A balanced BST can also be implemented using an array. Indeed, this is more efficient as it consumes less memory (we don't need to maintain any links between elements) and traversing elements in an array is generally quicker than traversing a tree because we have constant time random access without the overhead of dereferencing nodes. First we read the data into the array in sequential order, pushing new elements onto the back of the array. Once all the elements are inserted, we sort the array. Sorting an array is (generally) more efficient than maintaining balance in a binary tree.

The middle element of any sorted array (or indeed any sorted sub-array) is the root of a balanced BST. The sub-arrays on either side of the root represent the left and right sub-trees of the root, where the middle elements of those sub-arrays are the children of the root. Thus when seeking a value in any sub-array, we simply compare with the middle element. If the values match, we're done. If there is no match, the comparison will tell us in which sub-array to continue the search, eliminating half the elements each time (just as we would by traversing left or right in a balanced BST). If a sub-array has no elements then the value does not exist.

The following function demonstrates how we can binary search a sorted array.

// return index of v in a[n] (return n if not found)

template<typename T>

size_t find (T a[], size_t n, T v) {

if (n==0) return n; // sanity check!

size_t lo=0, hi=n-1; // lower and upper bounds of sub-array (initially the whole array)

while (lo<=hi) { // while the sub-array has one or more elements...

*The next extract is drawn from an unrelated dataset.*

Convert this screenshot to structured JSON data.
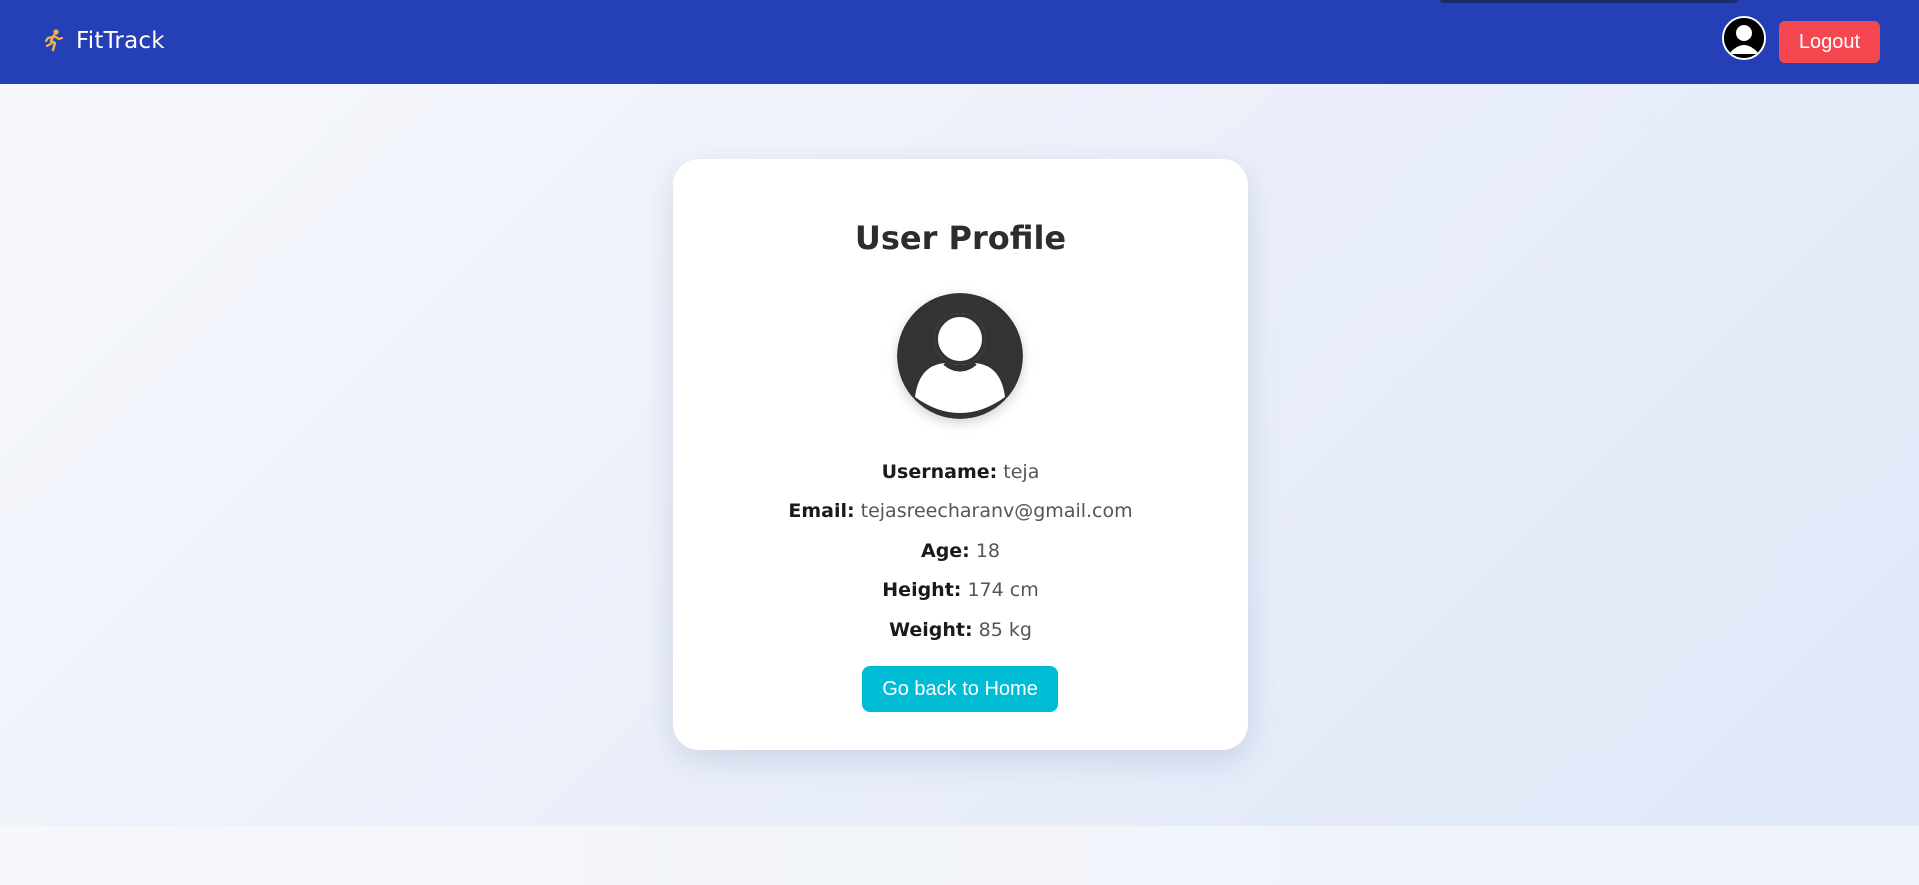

size_t mid = (hi-lo)/2+lo; // calculate the middle index

if (v==a[mid]) return mid; // value found at a[mid]

// else

if (v<a[mid]) hi = mid-1; else lo = mid+1; // adjust upper or lower bound as appropriate

}

return -1; // v does not exist!

}

The choice between using a red/black tree or an array typically comes down to whether or not the elements are inserted all at once (before we do any searches). If so, use an array. If not, use a red/black tree.